HINT: Make sure the query returns the exact list of columns.
CONTEXT: PL/pgSQL function ppp1() line 4 at FETCH
openGauss=# ALTER TABLE int_table DROP COLUMN d;-- Delete 1 column of the table
ALTER TABLE
openGauss=# call pck1.ppp1();-- Success
INFO: 3
CONTEXT: SQL statement "CALL ppp2(var1)"
PL/pgSQL function ppp1() line 5 at PERFORM
INFO: 3
ppp1
------
(1 row)
NOTICE:
- %TYPE cannot reference the type of a composite variable or a record variable, a column type of the record type, a column type of a variable of the cross-package composite type, or a column type of a cursor variable of the cross-package type.

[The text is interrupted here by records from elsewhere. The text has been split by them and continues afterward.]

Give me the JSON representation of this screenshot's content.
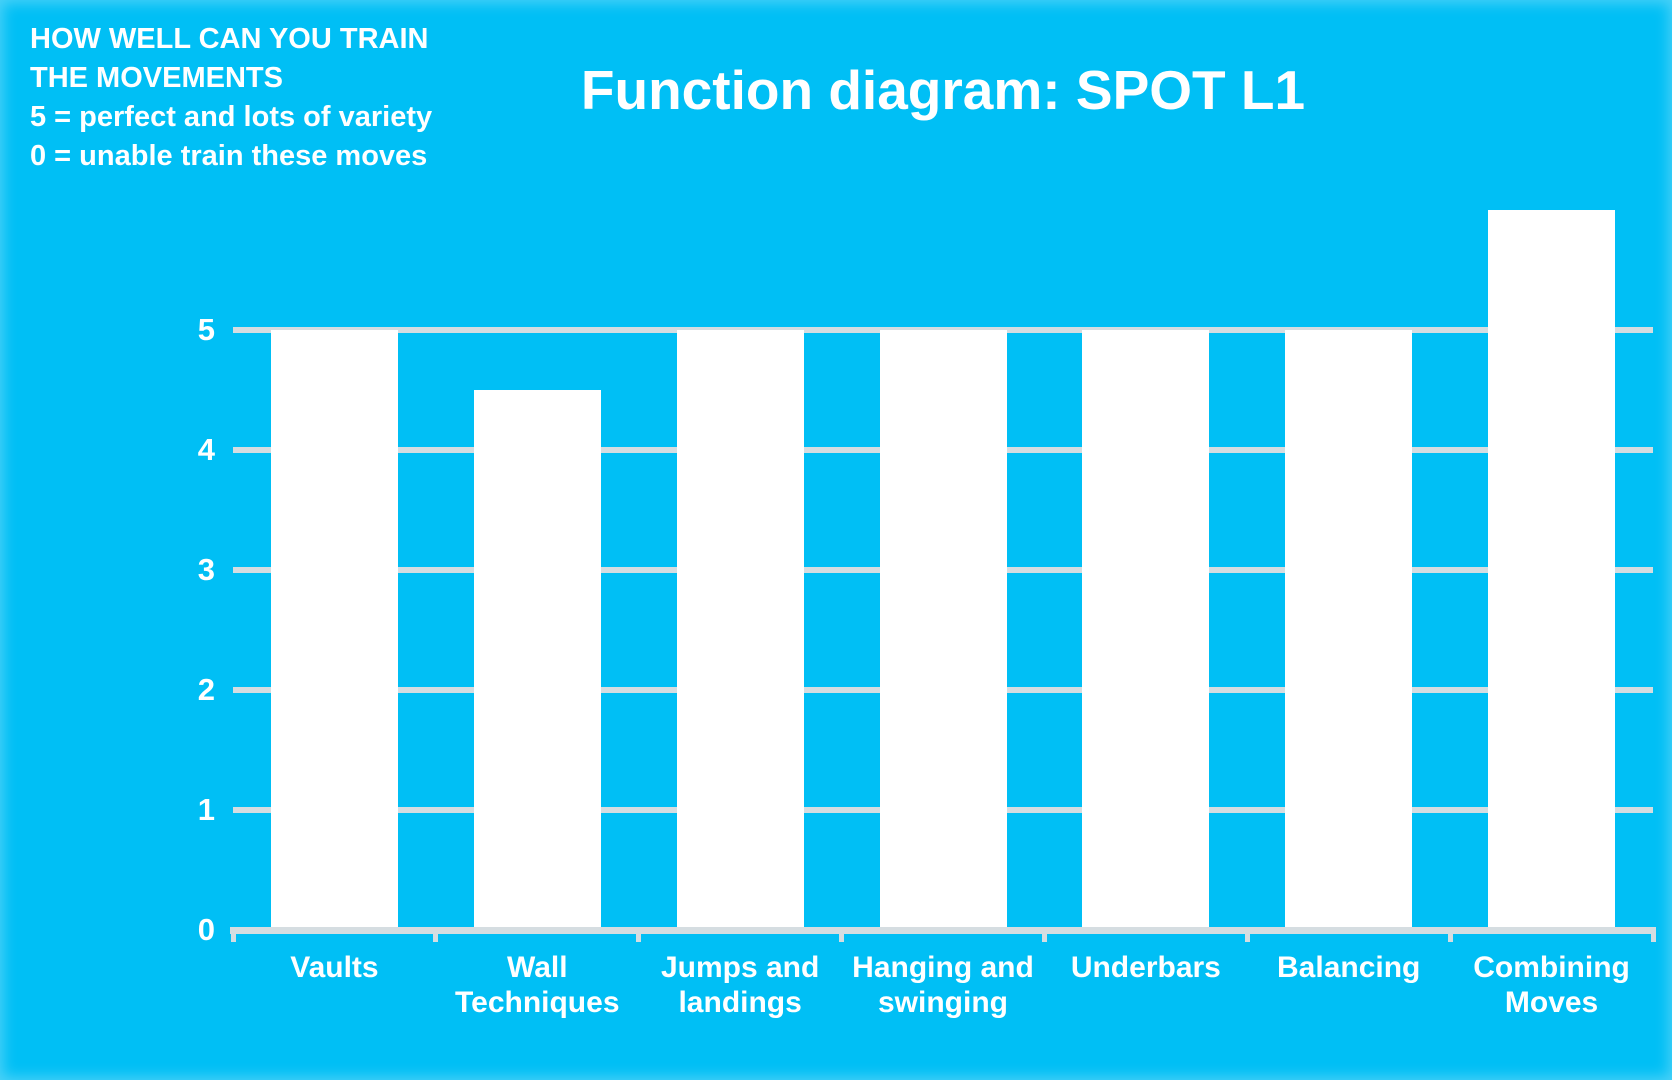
{
  "slide": {
    "title": "Function diagram: SPOT L1",
    "annotation": {
      "lines": [
        "HOW WELL CAN YOU TRAIN",
        "THE MOVEMENTS",
        "5 = perfect and lots of variety",
        "0 = unable train these moves"
      ]
    }
  },
  "colors": {
    "background": "#00BFF5",
    "bar": "#FFFFFF",
    "gridline": "#D5DDE1",
    "text": "#FFFFFF"
  },
  "chart_data": {
    "type": "bar",
    "title": "Function diagram: SPOT L1",
    "categories": [
      "Vaults",
      "Wall Techniques",
      "Jumps and landings",
      "Hanging and swinging",
      "Underbars",
      "Balancing",
      "Combining Moves"
    ],
    "values": [
      5,
      4.5,
      5,
      5,
      5,
      5,
      6
    ],
    "xlabel": "",
    "ylabel": "",
    "yticks": [
      0,
      1,
      2,
      3,
      4,
      5
    ],
    "ylim": [
      0,
      6
    ],
    "grid": true,
    "legend": false,
    "bar_color": "#FFFFFF",
    "annotation": "HOW WELL CAN YOU TRAIN THE MOVEMENTS; 5 = perfect and lots of variety; 0 = unable train these moves"
  }
}
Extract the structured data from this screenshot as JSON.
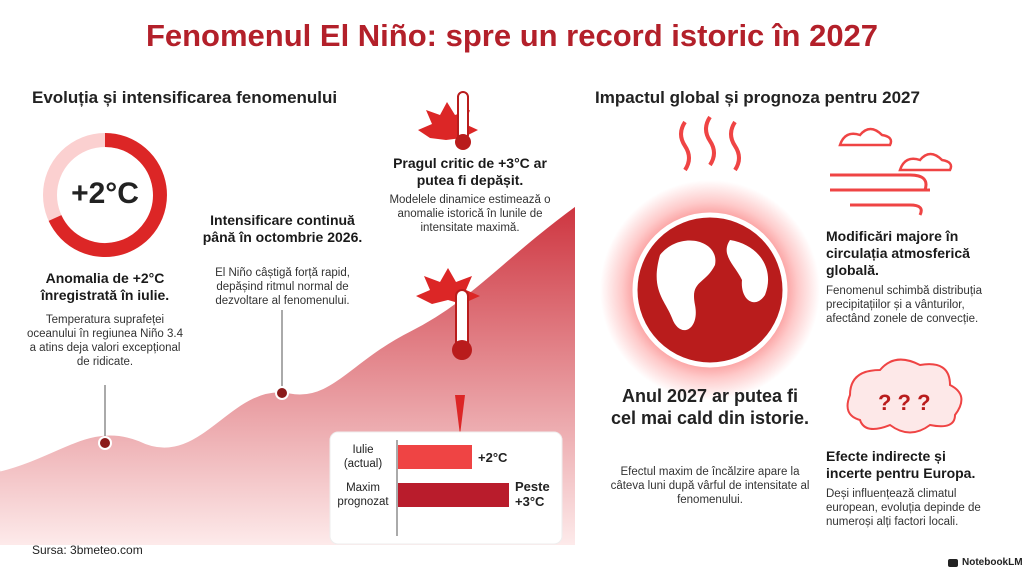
{
  "title": "Fenomenul El Niño: spre un record istoric în 2027",
  "left": {
    "heading": "Evoluția și intensificarea fenomenului",
    "gauge_label": "+2°C",
    "steps": [
      {
        "title": "Anomalia de +2°C înregistrată în iulie.",
        "text": "Temperatura suprafeței oceanului în regiunea Niño 3.4 a atins deja valori excepțional de ridicate."
      },
      {
        "title": "Intensificare continuă până în octombrie 2026.",
        "text": "El Niño câștigă forță rapid, depășind ritmul normal de dezvoltare al fenomenului."
      },
      {
        "title": "Pragul critic de +3°C ar putea fi depășit.",
        "text": "Modelele dinamice estimează o anomalie istorică în lunile de intensitate maximă."
      }
    ],
    "bar_chart": {
      "type": "bar",
      "categories": [
        "Iulie (actual)",
        "Maxim prognozat"
      ],
      "values": [
        2,
        3
      ],
      "value_labels": [
        "+2°C",
        "Peste +3°C"
      ],
      "colors": [
        "#ef4444",
        "#b91c2c"
      ]
    }
  },
  "right": {
    "heading": "Impactul global și prognoza pentru 2027",
    "center": {
      "title": "Anul 2027 ar putea fi cel mai cald din istorie.",
      "text": "Efectul maxim de încălzire apare la câteva luni după vârful de intensitate al fenomenului."
    },
    "items": [
      {
        "title": "Modificări majore în circulația atmosferică globală.",
        "text": "Fenomenul schimbă distribuția precipitațiilor și a vânturilor, afectând zonele de convecție."
      },
      {
        "title": "Efecte indirecte și incerte pentru Europa.",
        "text": "Deși influențează climatul european, evoluția depinde de numeroși alți factori locali."
      }
    ]
  },
  "footer": {
    "source": "Sursa: 3bmeteo.com",
    "brand": "NotebookLM"
  }
}
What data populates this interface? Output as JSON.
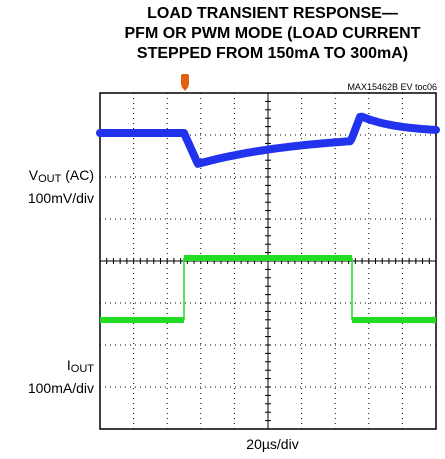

- %ROWTYPE cannot reference the type of a composite variable or a record variable and the type of a cross-package cursor.
- %ROWTYPE cannot reference nested cursors.
Scope of a Variable
The scope of a variable indicates the accessibility and availability of the variable in code block. In other words, a variable takes effect only within its scope.
- To define a function scope, a variable must declare and create a BEGIN-END block in the declaration section. The necessity of such declaration is also determined by block structure, which requires that a variable has different scopes and lifetime during a process.
- A variable can be defined multiple times in different scopes, and inner definition can cover outer one.
- A variable defined in an outer block can also be used in a nested block. However, the outer block cannot access variables in the nested block.